Sterilization of medical equipment and accessories is of paramount importance in the proper operation of a hospital, clinic, private doctor's office or dentist's office. To effectively sterilize instruments and equipment, highly resistant spores must be killed as well as vegetative bacteria, fungi and virus.
Prior to the present invention, effective sterilization of, for example, surgical instruments has been accomplished in hospitals primarily by either autoclaving or by exposure of the instruments to ethylene oxide. Autoclaving is steam sterilization in which the instruments and other materials to be sterilized are exposed to high temperature and high pressure. Autoclave chambers are expensive to own and to operate. The chambers must be periodically tested with spore strips to assure continuing effectiveness, temperature and pressure must be constantly monitored by the user, and periodic maintenance must be performed. Sterilization by ethylene oxide requires expensive ethylene oxide chambers in which the materials can be exposed to the ethylene oxide in a vacuum for good penetration. Once the materials have been treated with the ethylene oxide, a number of hours must lapse before the materials can be used to allow for evaporation of toxic gases from the materials. In industrial applications, oftentimes ionizing radiation is used as a sterilization method. Each of the typical prior sterilization methods is very expensive, thus tending to restrict their availability to hospitals and other large institutions. Such methods are generally beyond the financial grasp of small firms of private physicians and dentists. Furthermore, typical prior art sterilization methods require a long period of time, generally in excess of eight hours, to complete proper sterilization of the materials. Therefore, a user of the prior sterilization methods must bear the added expense of owning a number of separate sets of instruments and other materials in order that there is one set on hand while the others are being sterilized.
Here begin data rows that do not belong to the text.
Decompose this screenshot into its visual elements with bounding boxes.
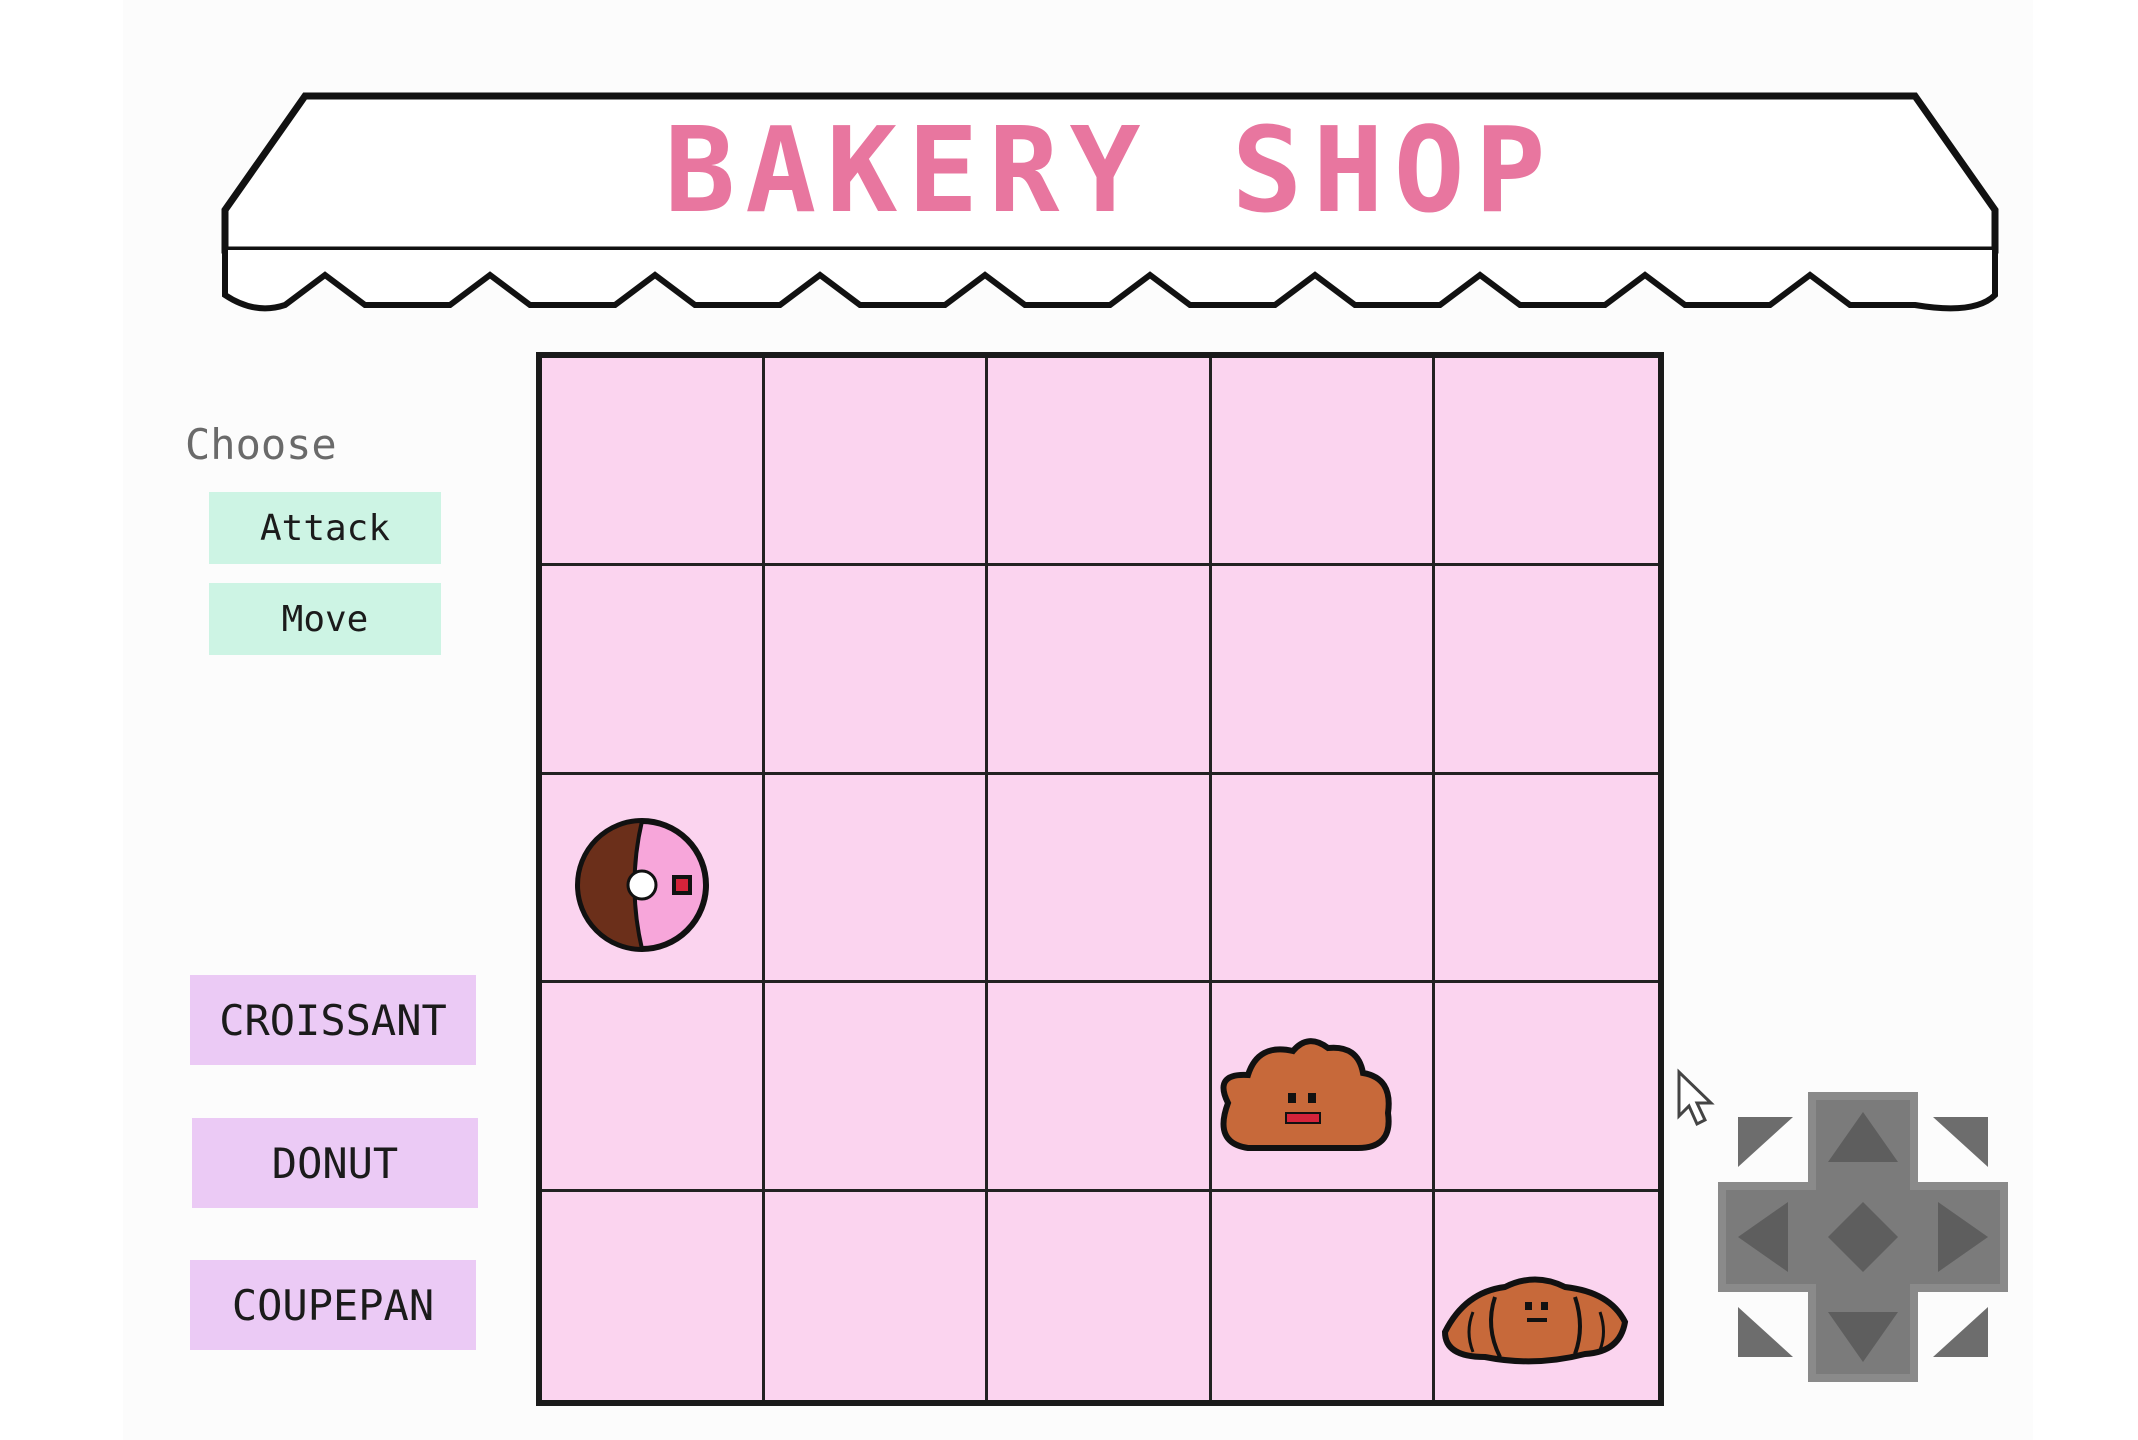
board-cell[interactable] xyxy=(1434,566,1658,775)
mouse-cursor-icon xyxy=(1675,1068,1715,1128)
board-cell[interactable] xyxy=(765,774,989,984)
attack-button[interactable]: Attack xyxy=(209,492,441,564)
board-cell[interactable] xyxy=(1211,983,1435,1192)
board-cell[interactable] xyxy=(542,1191,766,1400)
board-cell[interactable] xyxy=(542,774,766,984)
choose-label: Choose xyxy=(185,420,337,469)
board-cell[interactable] xyxy=(1434,983,1658,1192)
game-board xyxy=(536,352,1664,1406)
board-cell[interactable] xyxy=(765,358,989,567)
board-cell[interactable] xyxy=(988,774,1212,984)
croissant-piece[interactable] xyxy=(1435,1262,1635,1376)
donut-piece[interactable] xyxy=(572,815,712,959)
board-cell[interactable] xyxy=(1434,358,1658,567)
move-button[interactable]: Move xyxy=(209,583,441,655)
donut-button[interactable]: DONUT xyxy=(192,1118,478,1208)
board-cell[interactable] xyxy=(988,1191,1212,1400)
board-cell[interactable] xyxy=(988,358,1212,567)
board-cell[interactable] xyxy=(1211,566,1435,775)
dpad-icon[interactable] xyxy=(1718,1092,2008,1382)
board-cell[interactable] xyxy=(1434,775,1658,984)
board-cell[interactable] xyxy=(988,566,1212,775)
board-cell[interactable] xyxy=(988,983,1212,1192)
board-cell[interactable] xyxy=(1212,1191,1435,1400)
board-cell[interactable] xyxy=(542,983,766,1192)
game-title: BAKERY SHOP xyxy=(664,101,1556,239)
board-cell[interactable] xyxy=(765,566,989,775)
board-cell[interactable] xyxy=(1435,1192,1658,1400)
board-cell[interactable] xyxy=(765,1191,989,1400)
coupepan-piece[interactable] xyxy=(1208,1033,1398,1167)
board-cell[interactable] xyxy=(542,358,766,567)
board-cell[interactable] xyxy=(765,983,989,1192)
board-cell[interactable] xyxy=(1211,774,1435,984)
croissant-button[interactable]: CROISSANT xyxy=(190,975,476,1065)
board-cell[interactable] xyxy=(1211,358,1435,567)
coupepan-button[interactable]: COUPEPAN xyxy=(190,1260,476,1350)
board-cell[interactable] xyxy=(542,566,766,775)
When sterilization by the foregoing methods is impracticable, for financial or other reasons, physicians and dentists can disinfect instruments by use of cold baths of chemical solutions. The majority of the most commonly used known disinfectants, although they are often effective for killing vegetative bacteria and fungi, are incapable of killing spores such as tetanus and hepatitis spores. Many of the most effective disinfectants such as glutaraldehyde, formaldehyde, phenol and chlorine possess undesirable qualities. For example, the disinfectant may be toxic, it may develop noxious fumes, cause skin irritation or allergic reaction. More importantly, glutaraldehydes and phenols have recently been placed on the list of carcinogens as being probable cancer forming agents. Whenever possible, these disinfectants are being removed from the market.
Quaternary ammonium compounds can be used as effective disinfectants against gram positive organisms, especially streptococcus and staphylococcus. Quaternary ammonium compounds are non-toxic, essentially odor free, non-allergenic and otherwise are physiologically safe, but are among the least effective disinfectants when used alone. For example, quaternary ammonium compounds are relatively ineffective against gram negative organisms, and do not effectively kill spores.